Former deputy Arnello held various positions during the regime of Augusto Pinochet. In 1974, he was appointed a delegate to the United Nations and a counselor of the Caja de Accidentes del Trabajo.

At the same time, he served as Chilean ambassador to the 29th and 30th sessions of the United Nations General Assembly, UN, and to the Fifth General Assembly of the Organization of American States of the Organization of American States, OAS, between 1974 and 1975.

During those years, he also served as minister plenipotentiary at the conference held in Costa Rica to amend the Inter-American Treaty of Reciprocal Assistance, and was sent as a special envoy of the President of the Republic to Colombia and Ecuador. Returning to his professional activities, he served as legal counsel for Línea Aérea Nacional (LAN) until 1979, a position he was forced to leave due to his opposition to the company's privatization.

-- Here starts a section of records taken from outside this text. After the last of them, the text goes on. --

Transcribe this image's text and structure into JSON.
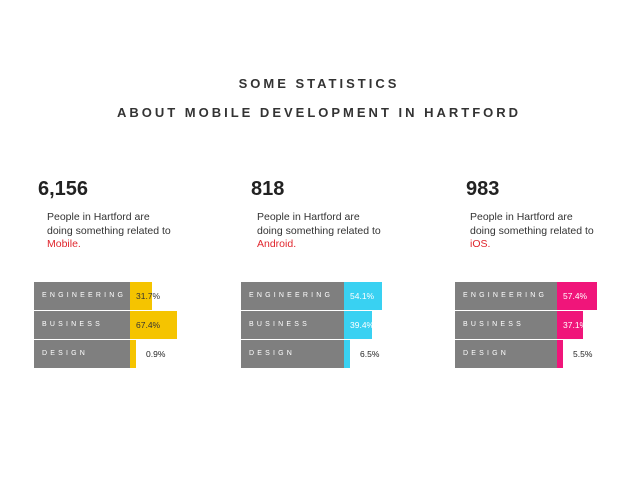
{
  "title_line1": "SOME STATISTICS",
  "title_line2": "ABOUT MOBILE DEVELOPMENT IN HARTFORD",
  "chart_data": [
    {
      "type": "bar",
      "headline_value": "6,156",
      "description": "People in Hartford are doing something related to",
      "highlight": "Mobile.",
      "color": "#f5c400",
      "categories": [
        "ENGINEERING",
        "BUSINESS",
        "DESIGN"
      ],
      "values": [
        31.7,
        67.4,
        0.9
      ],
      "value_labels": [
        "31.7%",
        "67.4%",
        "0.9%"
      ]
    },
    {
      "type": "bar",
      "headline_value": "818",
      "description": "People in Hartford are doing something related to",
      "highlight": "Android.",
      "color": "#39d1f2",
      "categories": [
        "ENGINEERING",
        "BUSINESS",
        "DESIGN"
      ],
      "values": [
        54.1,
        39.4,
        6.5
      ],
      "value_labels": [
        "54.1%",
        "39.4%",
        "6.5%"
      ]
    },
    {
      "type": "bar",
      "headline_value": "983",
      "description": "People in Hartford are doing something related to",
      "highlight": "iOS.",
      "color": "#f0157a",
      "categories": [
        "ENGINEERING",
        "BUSINESS",
        "DESIGN"
      ],
      "values": [
        57.4,
        37.1,
        5.5
      ],
      "value_labels": [
        "57.4%",
        "37.1%",
        "5.5%"
      ]
    }
  ]
}
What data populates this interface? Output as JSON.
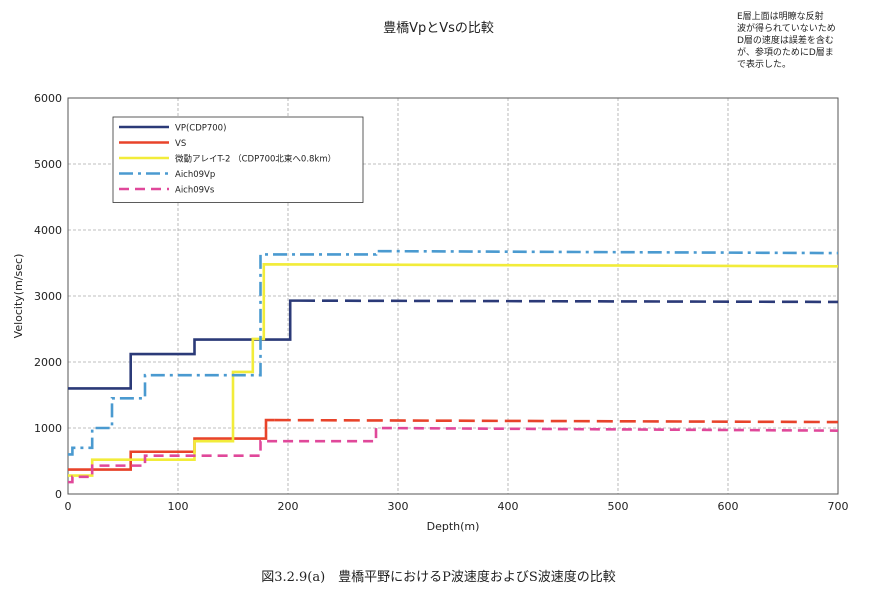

Later, from 1 June 1981 to 1 April 1982, he served on the Fourth Legislative Commission, both as a regular and substitute member. In 1986, he was appointed director-general of the Dirección de Bibliotecas, Archivos y Museos (DIBAM), a position he held until 1990.

Arnello is a writer and essayist on contemporary issues, including geopolitics, among other subjects. He is also a member of the Society of Writers of Chile and the Grupo Fuego poetry group.